Schließlich kann man noch über den Tatbestand der Volksverhetzung (§ 130 Abs. 1 Nr. 1 StGB) nachdenken. Der „öffentliche Friede“ ist hier derselbe wie in § 140. Allerdings muss sich die Tat auf eine durch bestimmte Merkmale (z. B. religiöse, ethnische, nationale) charakterisierte Gruppe oder auf Teile der Bevölkerung beziehen. Damit ist, entgegen gelegentlicher Annahme, nur die in Deutschland lebende, also die inländische Bevölkerung gemeint. Hetze gegen Bevölkerungsgruppen im Ausland reicht daher grundsätzlich nicht aus, wenn nicht zugleich eine inländische Bevölkerungsgruppe einbezogen ist. Im Übrigen muss die Gruppe oder der Teil der inländischen Bevölkerung hinreichend konkretisiert sein. Dies ist nach ständiger Rechtsprechung hinsichtlich der Gruppe „in Deutschland lebende Juden“ der Fall.
Der Tatbestand des § 130 Abs. 1 ist aber aus einem anderen Grund wohl nicht gegeben: Die Parole, Palästina solle vom Jordan bis zum Mittelmeer“ reichen, richtet sich ausdrücklich gegen den Staat Israel, nicht aber mit einer hinreichenden Konkretheit gegen den jüdischen Bevölkerungsteil Deutschlands.
Antworten, im Ergebnis
1. Das Bejubeln von konkreten bzw. von hinreichend konkretisierbaren Tötungsdelikten der „Hamas“-Miliz in Israel ist nach § 140 Nr. 2 StGB strafbar.

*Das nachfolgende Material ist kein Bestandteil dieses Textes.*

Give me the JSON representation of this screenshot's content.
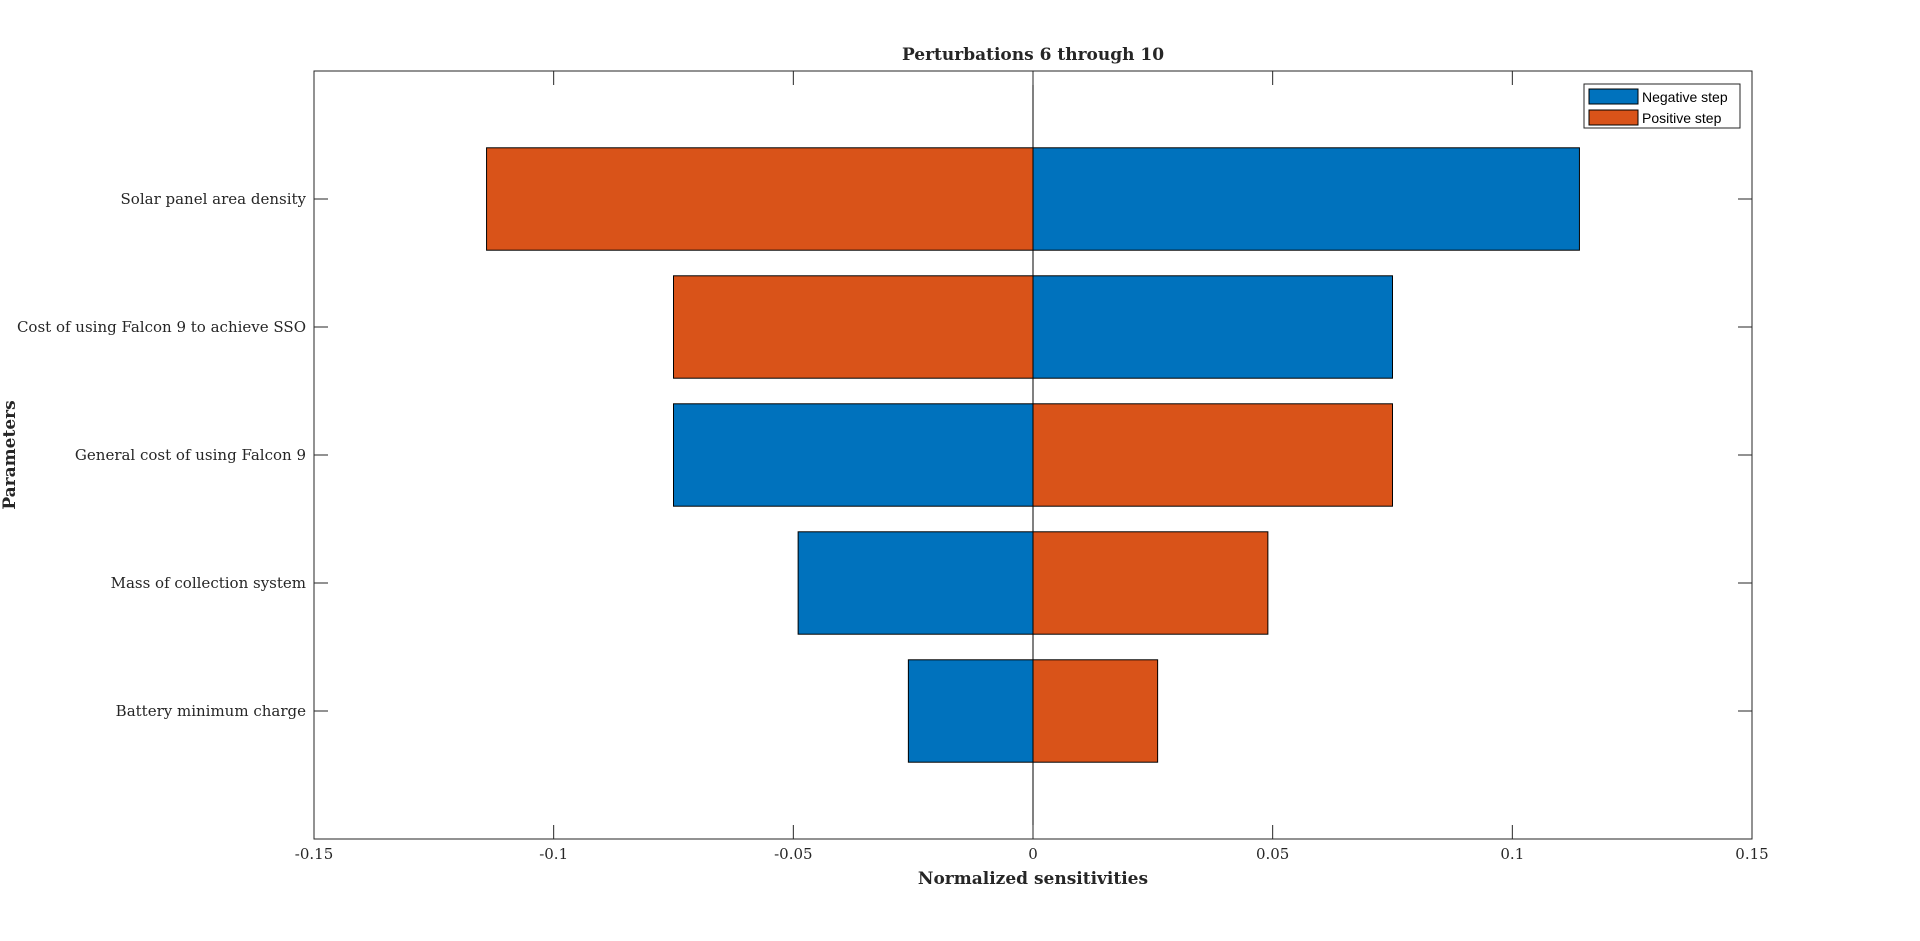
{
  "chart_data": {
    "type": "bar",
    "orientation": "horizontal",
    "title": "Perturbations 6 through 10",
    "xlabel": "Normalized sensitivities",
    "ylabel": "Parameters",
    "xlim": [
      -0.15,
      0.15
    ],
    "xticks": [
      -0.15,
      -0.1,
      -0.05,
      0,
      0.05,
      0.1,
      0.15
    ],
    "xtick_labels": [
      "-0.15",
      "-0.1",
      "-0.05",
      "0",
      "0.05",
      "0.1",
      "0.15"
    ],
    "categories": [
      "Solar panel area density",
      "Cost of using Falcon 9 to achieve SSO",
      "General cost of using Falcon 9",
      "Mass of collection system",
      "Battery minimum charge"
    ],
    "series": [
      {
        "name": "Negative step",
        "color": "#0072BD",
        "values": [
          0.114,
          0.075,
          -0.075,
          -0.049,
          -0.026
        ]
      },
      {
        "name": "Positive step",
        "color": "#D95319",
        "values": [
          -0.114,
          -0.075,
          0.075,
          0.049,
          0.026
        ]
      }
    ],
    "grid": false,
    "legend_position": "top-right"
  }
}
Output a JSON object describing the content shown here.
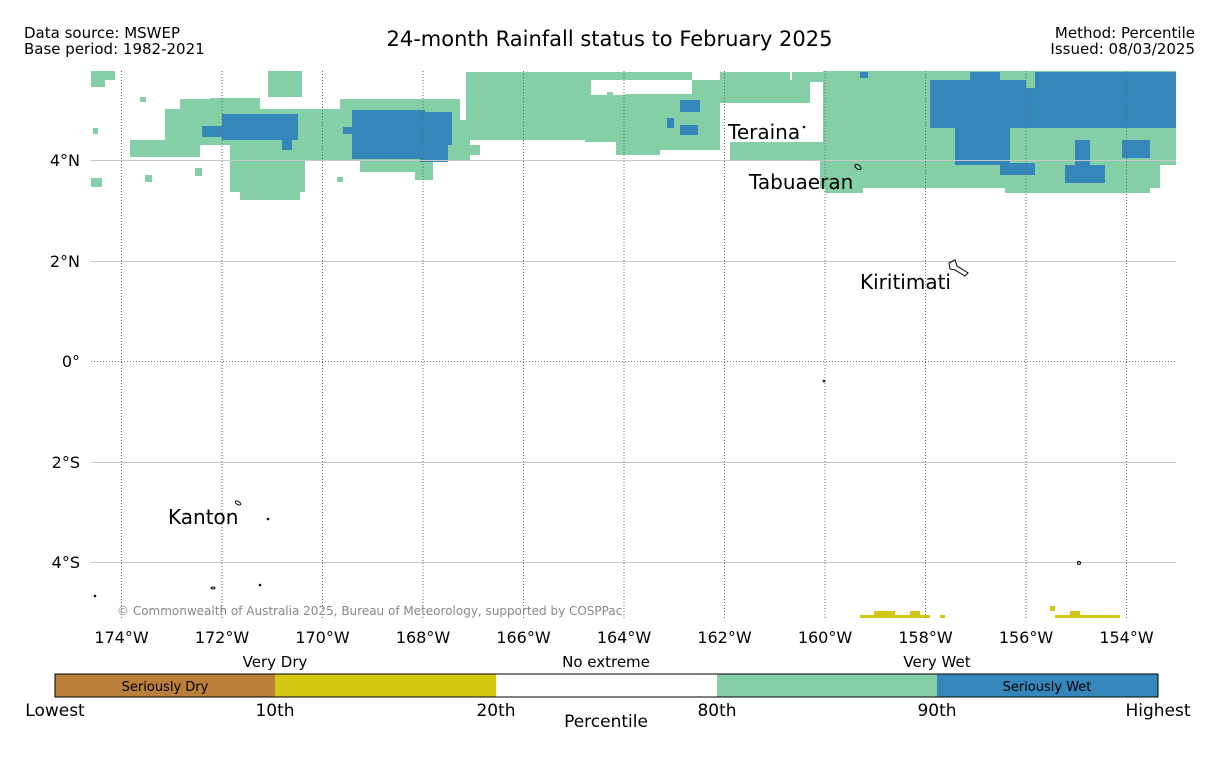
{
  "header": {
    "source_line": "Data source: MSWEP",
    "base_line": "Base period: 1982-2021",
    "title": "24-month Rainfall status to February 2025",
    "method_line": "Method: Percentile",
    "issued_line": "Issued: 08/03/2025"
  },
  "map": {
    "lat_labels": [
      "4°N",
      "2°N",
      "0°",
      "2°S",
      "4°S"
    ],
    "lon_labels": [
      "174°W",
      "172°W",
      "170°W",
      "168°W",
      "166°W",
      "164°W",
      "162°W",
      "160°W",
      "158°W",
      "156°W",
      "154°W"
    ],
    "places": [
      "Teraina",
      "Tabuaeran",
      "Kiritimati",
      "Kanton"
    ],
    "copyright": "© Commonwealth of Australia 2025, Bureau of Meteorology, supported by COSPPac",
    "colors": {
      "very_wet": "#84cfa5",
      "seriously_wet": "#3486bb",
      "very_dry": "#d3c713",
      "seriously_dry": "#bb7f3c",
      "no_extreme": "#ffffff"
    }
  },
  "legend": {
    "group_labels": [
      "Very Dry",
      "No extreme",
      "Very Wet"
    ],
    "box_labels": [
      "Seriously Dry",
      "",
      "",
      "",
      "Seriously Wet"
    ],
    "tick_labels": [
      "Lowest",
      "10th",
      "20th",
      "80th",
      "90th",
      "Highest"
    ],
    "axis_title": "Percentile"
  }
}
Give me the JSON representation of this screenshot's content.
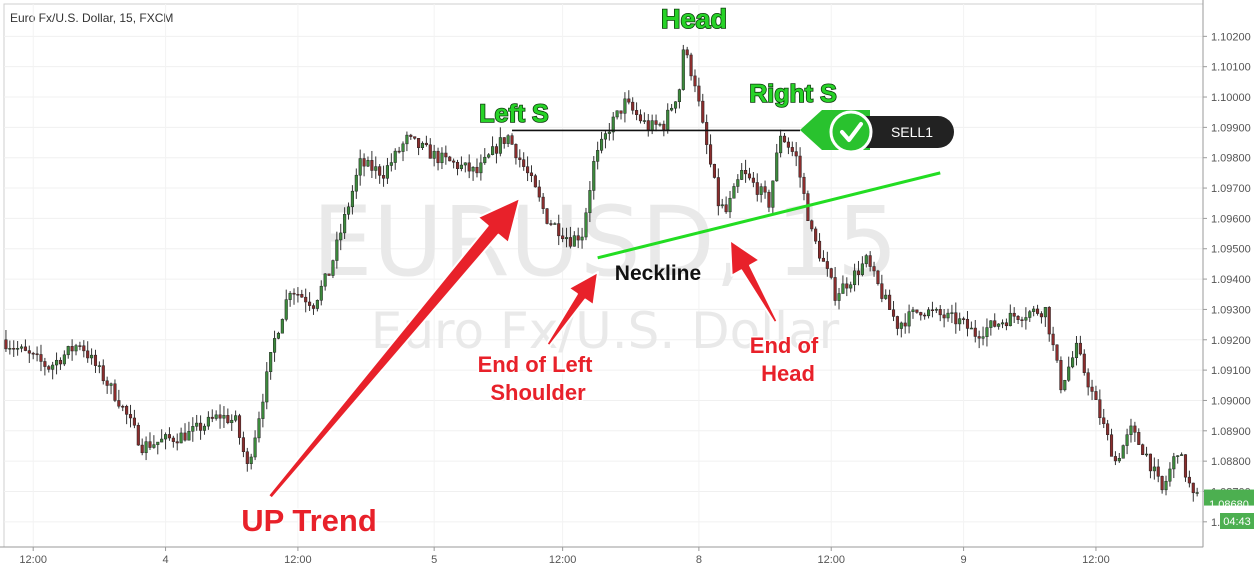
{
  "header": {
    "symbol_title": "Euro Fx/U.S. Dollar, 15, FXCM"
  },
  "watermark": {
    "ticker": "EURUSD, 15",
    "name": "Euro Fx/U.S. Dollar"
  },
  "price_axis": {
    "labels": [
      "1.10200",
      "1.10100",
      "1.10000",
      "1.09900",
      "1.09800",
      "1.09700",
      "1.09600",
      "1.09500",
      "1.09400",
      "1.09300",
      "1.09200",
      "1.09100",
      "1.09000",
      "1.08900",
      "1.08800",
      "1.08700",
      "1.08600"
    ],
    "last_price": "1.08680",
    "countdown": "04:43",
    "last_price_color": "#4caf50"
  },
  "time_axis": {
    "labels": [
      "12:00",
      "4",
      "12:00",
      "5",
      "12:00",
      "8",
      "12:00",
      "9",
      "12:00"
    ]
  },
  "annotations": {
    "head": "Head",
    "left_shoulder": "Left S",
    "right_shoulder": "Right S",
    "neckline": "Neckline",
    "end_left_shoulder": [
      "End of Left",
      "Shoulder"
    ],
    "end_head": [
      "End of",
      "Head"
    ],
    "up_trend": "UP Trend",
    "sell_label": "SELL1",
    "colors": {
      "green": "#27d327",
      "red": "#e8212a",
      "neckline": "#22dd22"
    }
  },
  "chart_data": {
    "type": "candlestick",
    "title": "Euro Fx/U.S. Dollar, 15, FXCM",
    "xlabel": "",
    "ylabel": "",
    "ylim": [
      1.0855,
      1.103
    ],
    "x_ticks": [
      "12:00",
      "4",
      "12:00",
      "5",
      "12:00",
      "8",
      "12:00",
      "9",
      "12:00"
    ],
    "grid": true,
    "trend_path": [
      {
        "i": 0,
        "p": 1.092
      },
      {
        "i": 12,
        "p": 1.0911
      },
      {
        "i": 20,
        "p": 1.0919
      },
      {
        "i": 30,
        "p": 1.09
      },
      {
        "i": 36,
        "p": 1.0885
      },
      {
        "i": 48,
        "p": 1.0889
      },
      {
        "i": 56,
        "p": 1.0895
      },
      {
        "i": 60,
        "p": 1.0893
      },
      {
        "i": 63,
        "p": 1.0878
      },
      {
        "i": 65,
        "p": 1.0889
      },
      {
        "i": 70,
        "p": 1.092
      },
      {
        "i": 74,
        "p": 1.0937
      },
      {
        "i": 80,
        "p": 1.0932
      },
      {
        "i": 84,
        "p": 1.0942
      },
      {
        "i": 88,
        "p": 1.096
      },
      {
        "i": 92,
        "p": 1.0978
      },
      {
        "i": 98,
        "p": 1.0975
      },
      {
        "i": 104,
        "p": 1.0986
      },
      {
        "i": 112,
        "p": 1.098
      },
      {
        "i": 122,
        "p": 1.0975
      },
      {
        "i": 128,
        "p": 1.0985
      },
      {
        "i": 130,
        "p": 1.0987
      },
      {
        "i": 136,
        "p": 1.0972
      },
      {
        "i": 140,
        "p": 1.096
      },
      {
        "i": 146,
        "p": 1.0953
      },
      {
        "i": 149,
        "p": 1.0955
      },
      {
        "i": 152,
        "p": 1.0978
      },
      {
        "i": 156,
        "p": 1.099
      },
      {
        "i": 160,
        "p": 1.0998
      },
      {
        "i": 166,
        "p": 1.099
      },
      {
        "i": 170,
        "p": 1.0991
      },
      {
        "i": 174,
        "p": 1.1003
      },
      {
        "i": 175,
        "p": 1.1016
      },
      {
        "i": 178,
        "p": 1.1005
      },
      {
        "i": 180,
        "p": 1.099
      },
      {
        "i": 184,
        "p": 1.0965
      },
      {
        "i": 186,
        "p": 1.0962
      },
      {
        "i": 190,
        "p": 1.0975
      },
      {
        "i": 194,
        "p": 1.097
      },
      {
        "i": 197,
        "p": 1.0965
      },
      {
        "i": 200,
        "p": 1.0988
      },
      {
        "i": 204,
        "p": 1.098
      },
      {
        "i": 208,
        "p": 1.0955
      },
      {
        "i": 212,
        "p": 1.0942
      },
      {
        "i": 214,
        "p": 1.0935
      },
      {
        "i": 218,
        "p": 1.094
      },
      {
        "i": 222,
        "p": 1.0946
      },
      {
        "i": 226,
        "p": 1.0935
      },
      {
        "i": 230,
        "p": 1.0925
      },
      {
        "i": 236,
        "p": 1.093
      },
      {
        "i": 246,
        "p": 1.0926
      },
      {
        "i": 250,
        "p": 1.0922
      },
      {
        "i": 260,
        "p": 1.0928
      },
      {
        "i": 268,
        "p": 1.093
      },
      {
        "i": 272,
        "p": 1.0905
      },
      {
        "i": 276,
        "p": 1.0917
      },
      {
        "i": 282,
        "p": 1.0895
      },
      {
        "i": 286,
        "p": 1.088
      },
      {
        "i": 290,
        "p": 1.089
      },
      {
        "i": 294,
        "p": 1.0882
      },
      {
        "i": 298,
        "p": 1.087
      },
      {
        "i": 302,
        "p": 1.0884
      },
      {
        "i": 306,
        "p": 1.0868
      }
    ],
    "neckline": {
      "from": {
        "i": 152,
        "p": 1.0947
      },
      "to": {
        "i": 240,
        "p": 1.0975
      }
    },
    "resistance_line": {
      "from": {
        "i": 130,
        "p": 1.0989
      },
      "to": {
        "i": 204,
        "p": 1.0989
      }
    },
    "last_price": 1.0868
  }
}
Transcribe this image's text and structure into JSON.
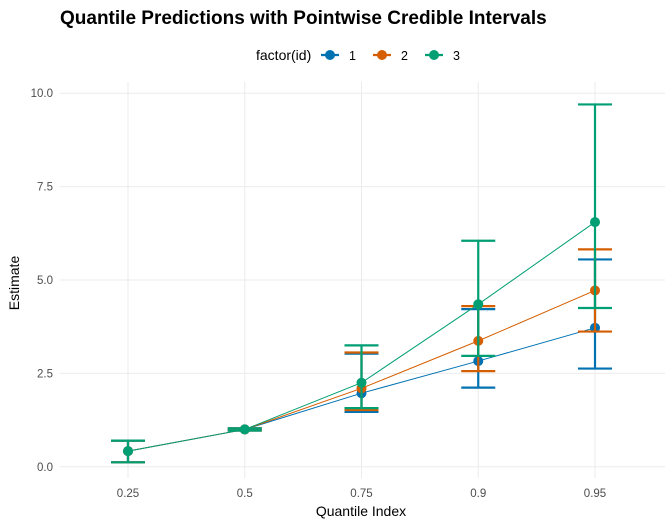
{
  "chart_data": {
    "type": "line",
    "title": "Quantile Predictions with Pointwise Credible Intervals",
    "xlabel": "Quantile Index",
    "ylabel": "Estimate",
    "legend": {
      "title": "factor(id)",
      "position": "top"
    },
    "categories": [
      "0.25",
      "0.5",
      "0.75",
      "0.9",
      "0.95"
    ],
    "ylim": [
      -0.3,
      10.3
    ],
    "yticks": [
      0.0,
      2.5,
      5.0,
      7.5,
      10.0
    ],
    "ytick_labels": [
      "0.0",
      "2.5",
      "5.0",
      "7.5",
      "10.0"
    ],
    "grid": true,
    "series": [
      {
        "name": "1",
        "color": "#0072B2",
        "values": [
          0.42,
          1.0,
          1.97,
          2.83,
          3.72
        ],
        "lower": [
          0.12,
          0.97,
          1.47,
          2.12,
          2.63
        ],
        "upper": [
          0.7,
          1.03,
          3.03,
          4.22,
          5.55
        ]
      },
      {
        "name": "2",
        "color": "#D55E00",
        "values": [
          0.42,
          1.0,
          2.1,
          3.37,
          4.72
        ],
        "lower": [
          0.12,
          0.97,
          1.52,
          2.56,
          3.62
        ],
        "upper": [
          0.7,
          1.03,
          3.06,
          4.3,
          5.82
        ]
      },
      {
        "name": "3",
        "color": "#009E73",
        "values": [
          0.42,
          1.0,
          2.25,
          4.35,
          6.55
        ],
        "lower": [
          0.12,
          0.97,
          1.57,
          2.97,
          4.25
        ],
        "upper": [
          0.7,
          1.03,
          3.25,
          6.05,
          9.7
        ]
      }
    ]
  }
}
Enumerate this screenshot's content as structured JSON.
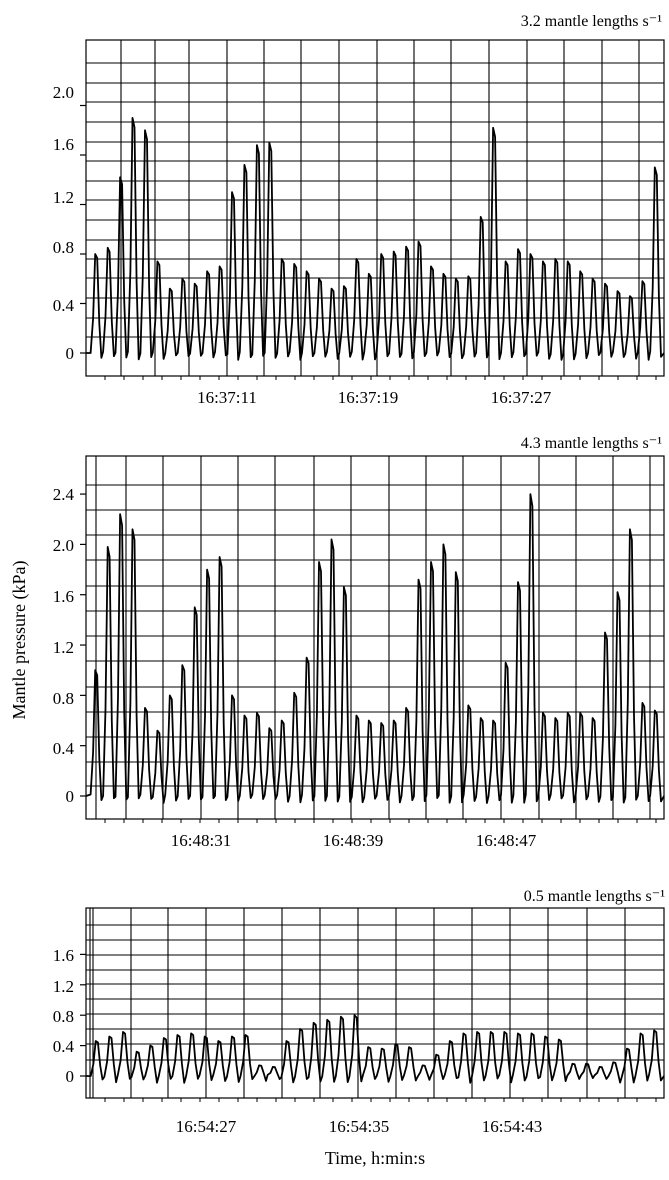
{
  "chart_data": [
    {
      "type": "line",
      "title": "3.2 mantle lengths s⁻¹",
      "xlabel": "",
      "ylabel": "",
      "y_ticks": [
        "0",
        "0.4",
        "0.8",
        "1.2",
        "1.6",
        "2.0"
      ],
      "ylim": [
        -0.15,
        2.45
      ],
      "x_ticks": [
        "16:37:11",
        "16:37:19",
        "16:37:27"
      ],
      "series": [
        {
          "values": [
            0.8,
            0.85,
            1.42,
            1.9,
            1.8,
            0.74,
            0.52,
            0.6,
            0.56,
            0.66,
            0.7,
            1.3,
            1.52,
            1.68,
            1.7,
            0.76,
            0.72,
            0.66,
            0.6,
            0.52,
            0.54,
            0.76,
            0.64,
            0.8,
            0.82,
            0.86,
            0.9,
            0.7,
            0.64,
            0.6,
            0.62,
            1.1,
            1.82,
            0.74,
            0.84,
            0.8,
            0.74,
            0.76,
            0.74,
            0.66,
            0.6,
            0.56,
            0.5,
            0.46,
            0.58,
            1.5
          ]
        }
      ]
    },
    {
      "type": "line",
      "title": "4.3 mantle lengths s⁻¹",
      "xlabel": "",
      "ylabel": "Mantle pressure (kPa)",
      "y_ticks": [
        "0",
        "0.4",
        "0.8",
        "1.2",
        "1.6",
        "2.0",
        "2.4"
      ],
      "ylim": [
        -0.2,
        2.8
      ],
      "x_ticks": [
        "16:48:31",
        "16:48:39",
        "16:48:47"
      ],
      "series": [
        {
          "values": [
            1.0,
            1.98,
            2.24,
            2.12,
            0.7,
            0.52,
            0.8,
            1.04,
            1.5,
            1.8,
            1.9,
            0.8,
            0.64,
            0.66,
            0.54,
            0.6,
            0.82,
            1.1,
            1.86,
            2.04,
            1.66,
            0.64,
            0.6,
            0.58,
            0.6,
            0.7,
            1.72,
            1.86,
            2.0,
            1.78,
            0.72,
            0.62,
            0.6,
            1.06,
            1.7,
            2.4,
            0.66,
            0.62,
            0.66,
            0.66,
            0.62,
            1.3,
            1.62,
            2.12,
            0.74,
            0.68
          ]
        }
      ]
    },
    {
      "type": "line",
      "title": "0.5 mantle lengths s⁻¹",
      "xlabel": "Time, h:min:s",
      "ylabel": "",
      "y_ticks": [
        "0",
        "0.4",
        "0.8",
        "1.2",
        "1.6"
      ],
      "ylim": [
        -0.1,
        1.7
      ],
      "x_ticks": [
        "16:54:27",
        "16:54:35",
        "16:54:43"
      ],
      "series": [
        {
          "values": [
            0.46,
            0.52,
            0.58,
            0.32,
            0.4,
            0.5,
            0.54,
            0.56,
            0.52,
            0.46,
            0.52,
            0.54,
            0.14,
            0.12,
            0.46,
            0.62,
            0.7,
            0.74,
            0.78,
            0.8,
            0.38,
            0.36,
            0.42,
            0.38,
            0.14,
            0.28,
            0.46,
            0.56,
            0.58,
            0.58,
            0.58,
            0.56,
            0.56,
            0.52,
            0.48,
            0.16,
            0.16,
            0.12,
            0.18,
            0.36,
            0.56,
            0.6
          ]
        }
      ]
    }
  ]
}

2. Die öffentliche Verbreitung der Parole „from the river to the sea / Palestine will be free“ ist im konkreten Bedeutungszusammenhang nach § 140 Nr. 2 StGB strafbar. Eine Strafbarkeit nach § 130 Abs. 1 StGB besteht dagegen nicht.
3. Allgemeine „Solidaritäts“-Bekundungen mit den politischen, humanitären oder rechtlichen Anliegen „der Palästinenser“ oder einzelner Gruppen von ihnen sind nicht strafbar, sondern unterfallen Art. 5 Abs. 1 GG. Entsprechende öffentliche Demonstrationen sind über Art. 8 Abs. 1 i.V.m. Art 2 Abs. 1 GG auch dann gerechtfertigt, wenn die dort vertretenen politischen Positionen einer Mehrheit der (deutschen) Bevölkerung abwegig erscheinen. Die palästinensische Flagge ist kein Kennzeichen der Organisation Hamas und daher nicht nach § 86a StGB strafbar.